Истину, как крестик, вам вложу
в ручки.
Вы не бойтесь, внученьки, грехов
нужных,
и вы бойтесь, внученьки, гробов
нудных.
Вы бегите дальше от пустой
веры
но грехи, как будто в лес густой,
вербный.
Вы услышьте, внученьки, тихи,
в стонах:
радость перед смертью — лишь грехи
вспомнить...»

«Счастливые билетики,
                               билетики,
                                         билетики,
а в них мотоциклетики,
                               «фиатики»,
                                         буфетики.
Hе верьте ни политике,
                     ни дуре кибернетике,
а верьте лишь в билетики,
                     счастливые билетики...
Сейчас на вас беретики,
                     а завтра вы - скелетики.
Хватайте же билетики,
                     счастливые билетики!

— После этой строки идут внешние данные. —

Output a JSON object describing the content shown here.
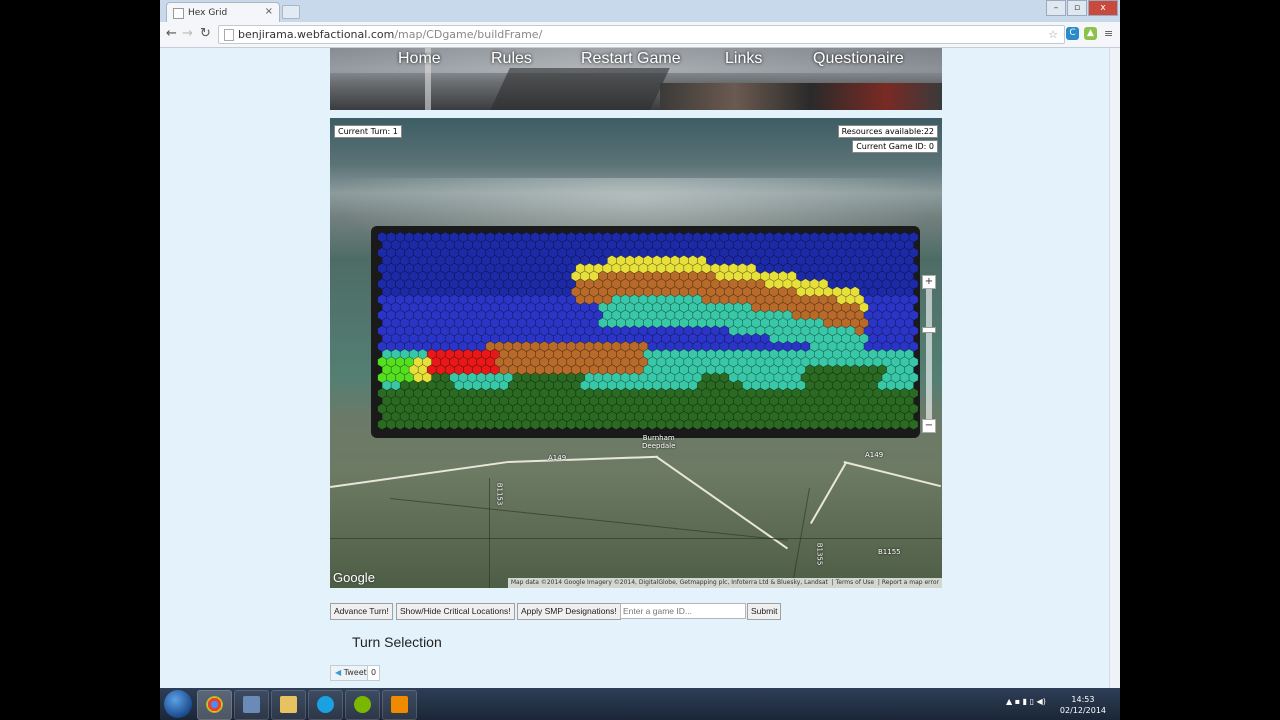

«Если вы с неудач полысели,
                     то, синьоры, не будьте разинями —
вы купите себе полицейского
                               замечательного, резинового.
Бейте,
           плюйте,
                     пинайте,
                               тычьте,
                                         а когда его так поучите —
облегченье хотя бы частичпое
                     в этой жизни треклятой получите».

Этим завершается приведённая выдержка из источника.